The artists featured in this exhibition cover issues of policy, representation, and identity using strategies of archive, display, and bureaucracy. Zachary Fabri and Rashayla Marie Brown generate portraits of our popular imagination of black presidents noting that black political figures are always in relationship to constructed images in the public imagination. For example, the “terrorist fist bump” completely consumed the meaning and origins of the dap, which Lamont Hamilton carefully archives in his photographs of African American Vietnam War veterans. Aisha Cousins and Shonna Pryor create participatory and archival projects about black communities as self-determined and authoritative. Billy McGuinness projects an image of an archive of art produced by inmates in Cook County Jail at life-size scale and includes large canvas work documenting a trace of the masses of people moving in and out of the prison. Nate Young addresses the empty vessel that politicians construct and occupy to appeal to a larger public in order to remain in power. James Britt blends advertising aesthetics with an inescapably sardonic approach, similar to the tactics of black comedians. Deb Sokolow’s archive room, within this exhibition, speculates the inner-workings of messaging at a political/media/comedy event that was the meeting of the black presidential imaginary and the black presidential reality. In recent months, four southside grassroots organization have formed the Obama Library South Side Community Benefits Agreement Coalition, they present in the exhibition letters from Jackson Park community members that articulate the need for a community benefits agreement to support local residents during historic changes on the Southside in preparation for the actual presidential library to open 2021. Overall, the projects in this exhibition lay a multi-narrative foundation for how the first black presidency is remembered in the public imagination.
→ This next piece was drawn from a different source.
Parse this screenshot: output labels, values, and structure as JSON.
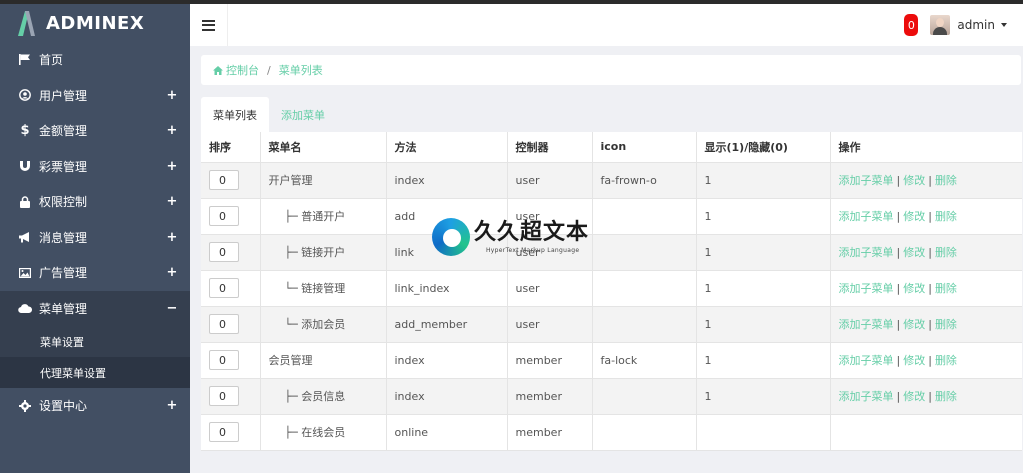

Presidential libraries and museums are notorious for obfuscating the historical truths found in their archives and for advancing a presidential and political agenda while diluting controversy, criticism and failure. Franklin Delano Roosevelt designed the first presidential library and museum on his own property in Hyde Park, New York in 1941. The Obama Presidential Center, to be built on Chicago’s South Side just blocks away from the Hyde Park Art Center, will be the fourteenth such structure, built with private funds and maintained with public money, dedicated to the preservation and presentation of the history of a presidential administration. The Presidential Library Project: Black Presidential Imaginary highlights both the racist and hopeful history of imagining a black president through archival and artistic encounters.
By presenting this project, the Art Center continues its support of emerging curators by providing the opportunity to showcase their ideas at a critical moment in their career, gaining visibility and creating connections in the arts community in Chicago and beyond. The guest curator of the exhibition, Ross Jordan, has been generating projects focused on the confluence of American politics, visual culture, and artistic production for the past several years. He is currently Curatorial Manager at Jane Addams Hull-House Museum.